Photo from Karen Information Center
A hastily assembled refugee camp in Mae Sot, Thailand, where some ten thousand people, according to Thai authorities and NGOs, have fled to escape the violence today just across the border in Myawaddi.
Click here to see more photos from the refugee camp.
Sunday was the first election in twenty years in Burma, but the day’s programming on the state run television network ranged from golfing tips to hair style shows, with intermittent ads featuring Burmese pop stars encouraging the people of Burma to go to the polls, and bring in their new country, and vote. There was no coverage of the actual election process other than footage that was smuggled out by foreign journalists. Most news reports called it a “quiet day” with little activity, low voter turnout, and generally not a whole lot to report.
But that was a very different kind of day from what many people in Burma experienced. Reports from around the country reported election fraud, with intimidation of voters, denying voters the right to vote, and forcing voters to vote for the military’s own party comprising the core of the complaints.
Unrest was particularly great in the ethnic states. Tensions have increased throughout Burma, but the election infractions were most rampant in the ethnic regions, where hundreds of thousands of people were denied the right to vote, others who were paid to register to vote as long as they guaranteed their vote would be made for the military’s party.
This, combined with the military pressure on the ethnic armed groups to join the Burmese military to give up their arms, has effectively ended ceasefire agreements between three major ethnic armies the Burmese military. These groups have instead joined forces, and a coalition has formed between five ethnic armies who now have signed a contract to defend each other politically and militarily if attacked by the Burmese army. Forcing the hand of these ethnic groups could possibly be the tragic flaw in the Burmese military’s plan to sew up a transformation of their military dictatorship into the image of a democracy. The ethnic groups have had long standing disagreements with each other, but all now view their common enemy as the Burmese military.
Soon after the polls closed yesterday afternoon, the biggest strike to date was made by a former ceasefire group a few kilometers from here, in the town of Myawaddy, the town across the border from where I’ve been posted in Thailand, Mae Sot.

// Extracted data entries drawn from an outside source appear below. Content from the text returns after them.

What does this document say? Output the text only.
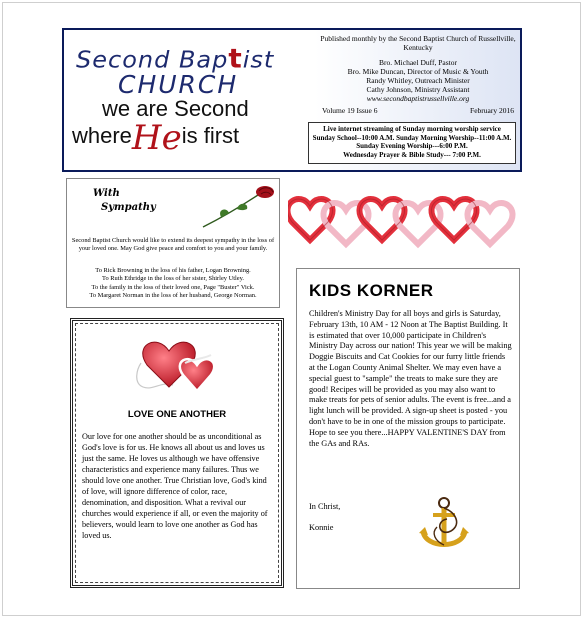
Second Baptist
CHURCH
we are Second
whereHeis first
Published monthly by the Second Baptist Church of Russellville, Kentucky
Bro. Michael Duff, Pastor
Bro. Mike Duncan, Director of Music & Youth
Randy Whitley, Outreach Minister
Cathy Johnson, Ministry Assistant
www.secondbaptistrussellville.org
Volume 19 Issue 6	February 2016
Live internet streaming of Sunday morning worship service
Sunday School--10:00 A.M. Sunday Morning Worship--11:00 A.M.
Sunday Evening Worship---6:00 P.M.
Wednesday Prayer & Bible Study--- 7:00 P.M.
With
Sympathy
Second Baptist Church would like to extend its deepest sympathy in the loss of your loved one. May God give peace and comfort to you and your family.
To Rick Browning in the loss of his father, Logan Browning.
To Ruth Ethridge in the loss of her sister, Shirley Utley.
To the family in the loss of their loved one, Page "Buster" Vick.
To Margaret Norman in the loss of her husband, George Norman.	KIDS KORNER
Children's Ministry Day for all boys and girls is Saturday, February 13th, 10 AM - 12 Noon at The Baptist Building. It is estimated that over 10,000 participate in Children's Ministry Day across our nation! This year we will be making Doggie Biscuits and Cat Cookies for our furry little friends at the Logan County Animal Shelter. We may even have a special guest to "sample" the treats to make sure they are good! Recipes will be provided as you may also want to make treats for pets of senior adults. The event is free...and a light lunch will be provided. A sign-up sheet is posted - you don't have to be in one of the mission groups to participate. Hope to see you there...HAPPY VALENTINE'S DAY from the GAs and RAs.
In Christ,
Konnie
LOVE ONE ANOTHER
Our love for one another should be as unconditional as God's love is for us. He knows all about us and loves us just the same. He loves us although we have offensive characteristics and experience many failures. Thus we should love one another. True Christian love, God's kind of love, will ignore difference of color, race, denomination, and disposition. What a revival our churches would experience if all, or even the majority of believers, would learn to love one another as God has loved us.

Myawaddy is the biggest import export exchange point along the Burmese border.
For the first time in 30 years. a faction of the DKBA, or Democratic Karen Buddhist Army, took the town of Myawaddy from the Burmese military in a silent coup.
On Saturday night, they joined the main DKBA group in the sugar cane fields just south of town, and just before daybreak came into Myawaddy, took over the police station, the border checkpoints, the polling stations and the military intelligence office, which is the communications center for the Burmese military.
“They [Burmese army] announced that they will shoot people who don’t vote [in today’s elections], so people called on us to seize the town,” said the rebel group’s commander, Brigadier General Nha Kam We.
Most of the DKBA troops recently returned from military training in Nawpydaw, the new capital city of Burma, as part of their new role as Border Guard Forces for the Burmese military. But a brigade under the leadership of Na Kah Mweh, refused to join the Border Guard Force.
Despite threats against them, individuals from other DKBA battalions have also defected from their posts and joined the uprising. Na Kah Mweh sees himself as a patriot. He has no interest in joining the Burmese military, who he still views as their greatest enemy. Instead, he and his troops have realigned themselves with the Karen National Union, the supervising organization of the Karen National Liberation Army (KNLA), which DKBA broke off from almost twenty years ago. The Burmese Army has until now been extremely successful in using “divide and conquer” methods to deal with the ethnic groups. That split appears now to be over as the forces are uniting in fighting against the Burmese military.
By mid morning on Monday, some shelling made its way over the Thai border by the Friendship Bridge checkpoint, followed by a steady stream of people who began to cross into Thailand by boat, after being told by the DKBA soldiers that a the Burmese military were planning a major counter-offensive. The Thai authorities and NGO’s assembled a camp to house the refugees between the border and Mae Sot. At last count, over 10,000 people had made their way out of the town, with no sign of letting up. By evening parts of Myawaddy were reported to have been set on fire. By Monday night, it was reported that the SPDC was dispatching helicopters. What the helicopters contained – whether troops or explosives– wasn’t clear.
What is clear is that the new coalition among the ethnic groups has begun to test itself against the Burmese military.